E3 2012: Company of Heroes 2 — WINNER Machinima Best PC Game
Developer: Relic / Publisher: THQ / Platform: PC / TBA 2013
ENEMY AT THE GATES
In general, over-the-shoulder military action games of any description do a serviceable job of making you feel like a badass striding through the peripheral chaos, and first-person shooters naturally up the adrenaline-levels simply by dint of their forced perspective. But for the most perfectly balanced sensation of being an armchair commander flexing his unflappable muscles in the midst of a situation that in military parlance is ‘fluid’ (read: ‘rapidly turning to liquid shit’), the tactical real-time strategy game is still the undisputed king. If you can hold up under the pressures of quickly ordering/clicking your by-definition limited (and in some cases, far-flung) forces about in a hectic battle and still maintain some semblance of the overall strategic situation straight in your mind, you’re effectively recreating in your gamer-brain what real military tacticians do every day (albeit on a much smaller scale, yet with a greater quotient of Doritos).
The original Company of Heroes covered about four months of the Second World War, focusing on the Battle of Normandy and the Allied Liberation of France; this time around, Relic Entertainment’s forthcoming Company of Heroes 2 introduces the playable Red Army faction and sets its sequel-sights on an all-new theater of the European conflict, the dreaded-by-both-sides Eastern Front, encompassing Hitler’s disastrously ill-considered Operation Barbarossa, through to the culminating Battle of Berlin.

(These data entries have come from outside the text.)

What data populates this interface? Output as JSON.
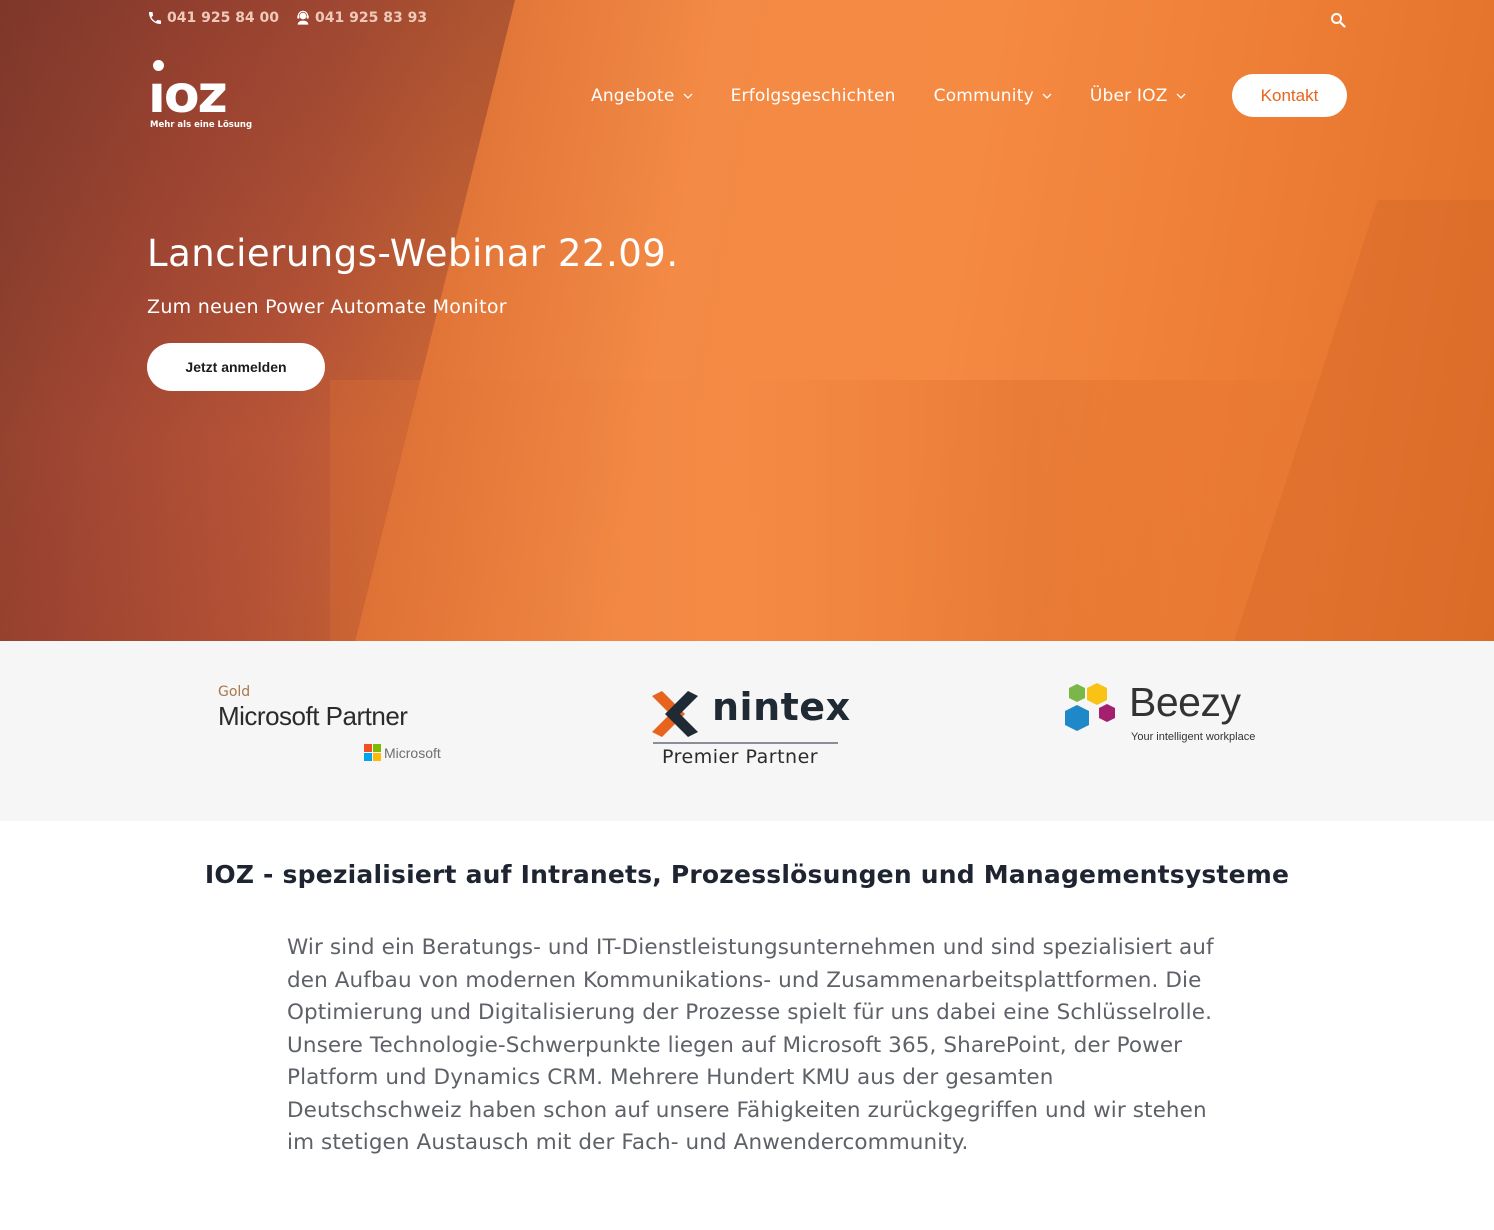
{
  "topbar": {
    "phone": {
      "icon": "phone-icon",
      "number": "041 925 84 00"
    },
    "support": {
      "icon": "headset-icon",
      "number": "041 925 83 93"
    },
    "search_icon": "search-icon"
  },
  "logo": {
    "mark": "ıoz",
    "tagline": "Mehr als eine Lösung"
  },
  "nav": {
    "items": [
      {
        "label": "Angebote",
        "has_dropdown": true
      },
      {
        "label": "Erfolgsgeschichten",
        "has_dropdown": false
      },
      {
        "label": "Community",
        "has_dropdown": true
      },
      {
        "label": "Über IOZ",
        "has_dropdown": true
      }
    ],
    "contact_label": "Kontakt"
  },
  "hero": {
    "title": "Lancierungs-Webinar 22.09.",
    "subtitle": "Zum neuen Power Automate Monitor",
    "cta_label": "Jetzt anmelden"
  },
  "partners": {
    "microsoft": {
      "level": "Gold",
      "title": "Microsoft Partner",
      "brand": "Microsoft"
    },
    "nintex": {
      "brand": "nintex",
      "level": "Premier Partner"
    },
    "beezy": {
      "brand": "Beezy",
      "tagline": "Your intelligent workplace"
    }
  },
  "main": {
    "heading": "IOZ - spezialisiert auf Intranets, Prozesslösungen und Managementsysteme",
    "intro": "Wir sind ein Beratungs- und IT-Dienstleistungsunternehmen und sind spezialisiert auf den Aufbau von modernen Kommunikations- und Zusammenarbeitsplattformen. Die Optimierung und Digitalisierung der Prozesse spielt für uns dabei eine Schlüsselrolle. Unsere Technologie-Schwerpunkte liegen auf Microsoft 365, SharePoint, der Power Platform und Dynamics CRM. Mehrere Hundert KMU aus der gesamten Deutschschweiz haben schon auf unsere Fähigkeiten zurückgegriffen und wir stehen im stetigen Austausch mit der Fach- und Anwendercommunity."
  },
  "colors": {
    "accent": "#e8641e",
    "hero_orange": "#f58a42",
    "heading": "#1e2430",
    "body_text": "#5e6168",
    "strip_bg": "#f6f6f6"
  }
}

Game Director Quinn Duffy claims that, with COH2, they “didn’t want to do Different”–they wanted to do More. Relic’s new Essence 3 game engine allows a level of visual fidelity that surpasses the original; among other features, it boasts the effects of cumulative snow, making for visible troop-movement tracks and hindering movement of machine and man alike (a huge part of the whole let’s-invade-Russia thing that would-be invaders throughout history just never seem to keep fixed in the forefront of their minds), as well as the new ‘TrueSight’ scheme, which is pretty much exactly what it sounds like: It essentially means that you see what your units see—no more, no less. Not merely a traditional ‘fog of war’, then, but an improved, comprehensive line-of-sight approach that ensures that notable visual obstructions on the battlefield—trees, hills, structures such as farmhouses—actually block what friendly forces can see, the way they’re supposed to (unless, of course, somebody decides to burn said trees and farmhouse right down to the ground, which is certainly one valid method of hacking through that Gordian Knot). While such obstructions are still intact, however, it means that both sides can sneak—and ambush—all the more effectively (because being a Red Army soldier at the frictiony-bits where Mother Russia proper met the ever-expanding frontier of the Third Reich just didn’t suck quite enough to begin with).
Speaking of history that nobody recalls fondly: There was this Soviet spot of bother known at the time as Order 227, enacted by Stalin—namely, a standing martial order for troops in the rear to shoot to kill any Red Army front-liners who might have suddenly taken it into their minds that retreating might be a viable option; one cinematic makes clear the fate of such would-be deserters, showing a Russian gunner ordered to mow down those comrades of his who would attempt to retreat…and then order the men of yet another platoon to advance (who have presumably just learned firsthand a vivid and valuable lesson). So, like, yeah.
Additional improvements to the original COH experience include the dynamic/directional cover scheme. In words of one syllable, this means ‘Stay On The Right Side Of The Thing’– but also remember that a tank can annihilate that adorable bit of ‘cover’ you’re currently putting so much faith in at any time. Also, it’s refreshing that, this time around, battle-hardened troops have developed the combat-savvy necessary to actually vault over walls and other obstructions should the need arise to flank an enemy, or at least to simply get out of the way of the Nazi juggernaut at those points of the battle that aren’t going so well.
Most importantly and obviously—but obvious things need to be said, too—the game focuses on the importance of flexibility and tactical thinking; the game is ultimately about troops and rewarding smart commanders for their ingenuity and effective use of resources. For example, the game does have an ‘abandon vehicle’ option, which means that somebody’s eventually probably going to use it…but if the subsequent going gets tough, a strapped commander late in a particular battle may find himself needing to recapture that same tank. If it benefits you at some point, it could potentially benefit your German adversary—and while you arguably likely have more guys than he does (damned good thing too, or the Krauts would have rolled over you all the way to Moscow before winter set in), his are better equipped and supplied all around…at least, in the general scheme of things. It’s considerations just like this that likely roiled around in the mind of every Red Army commander over the course of the Eastern Front campaign; that, and the bit about getting shot by your own guys if you turned and ran.
Company of Heroes 2 will be available in 2013.